Lihat ke Halaman Asli

Delianur

TERVERIFIKASI

a Journey

Etika Keadilan Konfusius

Diperbarui: 7 November 2020   11:10

Kompasiana adalah platform blog. Konten ini menjadi tanggung jawab bloger dan tidak mewakili pandangan redaksi Kompas.

Pintar Pandai (benbalden.com)

Manusia adalah makhluk yang dalam dirinya terkandung sifat malaikat dan setan sekaligus. Bila sifat malaikat adalah cahaya yang membawa nya kepada dunia terang yang dihiasi perilaku baik, sebaliknya dengan sifat setan. Setan adalah sifat yang membawa manusia pada kegelapan yang mewujud dalam perilaku buruk dan jahat.

Sifat baik dan jahat itulah yang sepanjang waktu bertempur pada diri manusia. Sifat yang memenangkan pertempuran, itulah yang menjadi wajah seseorang. Kalau sifat setan yang menang, maka orang tersebut akan selalu berbuat jahat. Sebaliknya bila sifat malaikat nya yang menang, maka dia akan selalu terbimbing melakukan kebaikan.

Namun meski manusia memiliki sifat-sifat jahat pada dirinya, dasar manusia itu adalah orang baik. Manusia adalah makhluk yang senantiasa berhasrat melakukan kebaikan. Kodrat manusia adalah menuju cahaya yang senantiasa ingin melakukan kebaikan bagi sesamanya. Bila ada manusia yang melakukan kejahatan, itu bukan karena dia jahat tapi karena kebaikan sedang tenggelam dalam dirinya. Kegelapan itu bukan dimana manusia tidak bisa melihat apa-apa, tapi kegelapan adalah ketika cahaya redup pada diri manusia. Karenanya cara keluar dari kegelapan adalah dengan menghadirkan cahaya.

Mungkin karena berdasar pandangan ini, banyak orang yang melihat bahwa setiap kejahatan yang dilakukan manusia adalah membalas nya dengan kebaikan. Karena manusia itu pada dasarnya adalah baik. Setiap kebaikan yang dilakukan, mesti dibalas dengan kebaikan untuk memunculkan kembali kebaikan yang ada pada dirinya.

Pandangan seperti ini kerap dikemukakan banyak orang dengan merujuk kepada ajaran berbagai agama. Karena Nabi yang menjadi utusan Tuhan, turun ke muka Bumi untuk mengajarkan cinta dan kasih sayang kepada manusia. Bukan mengajarkan kejahatan.

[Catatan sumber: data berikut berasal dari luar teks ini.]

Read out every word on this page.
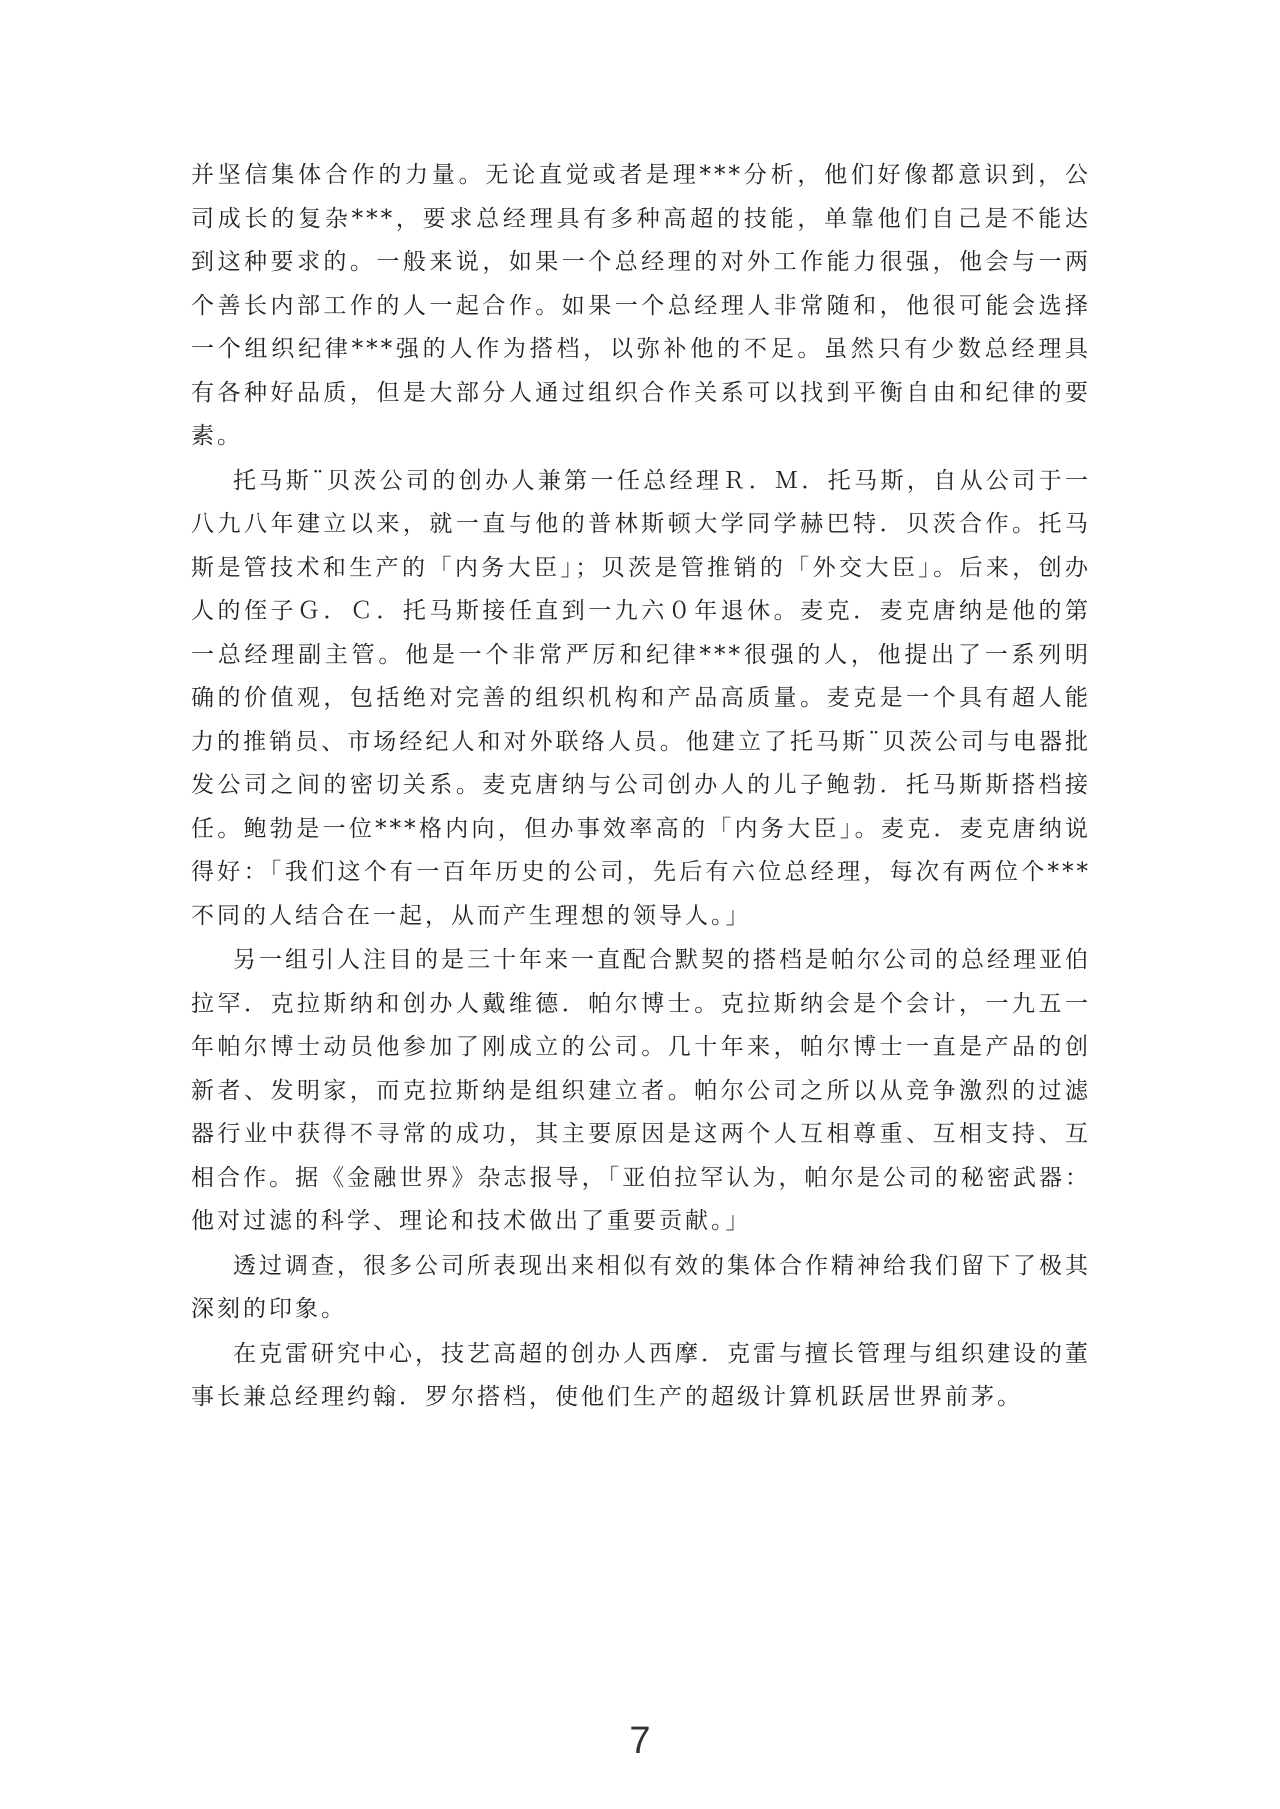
并坚信集体合作的力量。无论直觉或者是理***分析，他们好像都意识到，公司成长的复杂***，要求总经理具有多种高超的技能，单靠他们自己是不能达到这种要求的。一般来说，如果一个总经理的对外工作能力很强，他会与一两个善长内部工作的人一起合作。如果一个总经理人非常随和，他很可能会选择一个组织纪律***强的人作为搭档，以弥补他的不足。虽然只有少数总经理具有各种好品质，但是大部分人通过组织合作关系可以找到平衡自由和纪律的要素。

托马斯¨贝茨公司的创办人兼第一任总经理Ｒ．Ｍ．托马斯，自从公司于一八九八年建立以来，就一直与他的普林斯顿大学同学赫巴特．贝茨合作。托马斯是管技术和生产的「内务大臣」；贝茨是管推销的「外交大臣」。后来，创办人的侄子Ｇ．Ｃ．托马斯接任直到一九六０年退休。麦克．麦克唐纳是他的第一总经理副主管。他是一个非常严厉和纪律***很强的人，他提出了一系列明确的价值观，包括绝对完善的组织机构和产品高质量。麦克是一个具有超人能力的推销员、市场经纪人和对外联络人员。他建立了托马斯¨贝茨公司与电器批发公司之间的密切关系。麦克唐纳与公司创办人的儿子鲍勃．托马斯斯搭档接任。鲍勃是一位***格内向，但办事效率高的「内务大臣」。麦克．麦克唐纳说得好：「我们这个有一百年历史的公司，先后有六位总经理，每次有两位个***不同的人结合在一起，从而产生理想的领导人。」

另一组引人注目的是三十年来一直配合默契的搭档是帕尔公司的总经理亚伯拉罕．克拉斯纳和创办人戴维德．帕尔博士。克拉斯纳会是个会计，一九五一年帕尔博士动员他参加了刚成立的公司。几十年来，帕尔博士一直是产品的创新者、发明家，而克拉斯纳是组织建立者。帕尔公司之所以从竞争激烈的过滤器行业中获得不寻常的成功，其主要原因是这两个人互相尊重、互相支持、互相合作。据《金融世界》杂志报导，「亚伯拉罕认为，帕尔是公司的秘密武器：他对过滤的科学、理论和技术做出了重要贡献。」

透过调查，很多公司所表现出来相似有效的集体合作精神给我们留下了极其深刻的印象。

在克雷研究中心，技艺高超的创办人西摩．克雷与擅长管理与组织建设的董事长兼总经理约翰．罗尔搭档，使他们生产的超级计算机跃居世界前茅。

7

Sikap terakhir ini bagi Konfusius, seorang guru dari Tiongkok,  menimbulkan problem etik tersendiri. Pertanyaan paling dasar dari Konfusius, bila kejahatan dibalas dengan kebaikan, lalu apa balasan bagi kebaikan?

Bagi Konfusius, kebaikan memang harus dibalas dengan kebaikan tapi kejahatan bukan dibalas dengan kebaikan. Kejahatan mesti dibalas dengan keadilan. Karena kalau kejahatan dibalas kebaikan, kita tidak hanya sedang membiarkan orang untuk terus berbuat jahat dan itu membuatnya terus berada dalam kegelapan, tapi kita juga sedang merancang terbentuknya tatanan sosial yang merusak karena orang jahat kita beri reward.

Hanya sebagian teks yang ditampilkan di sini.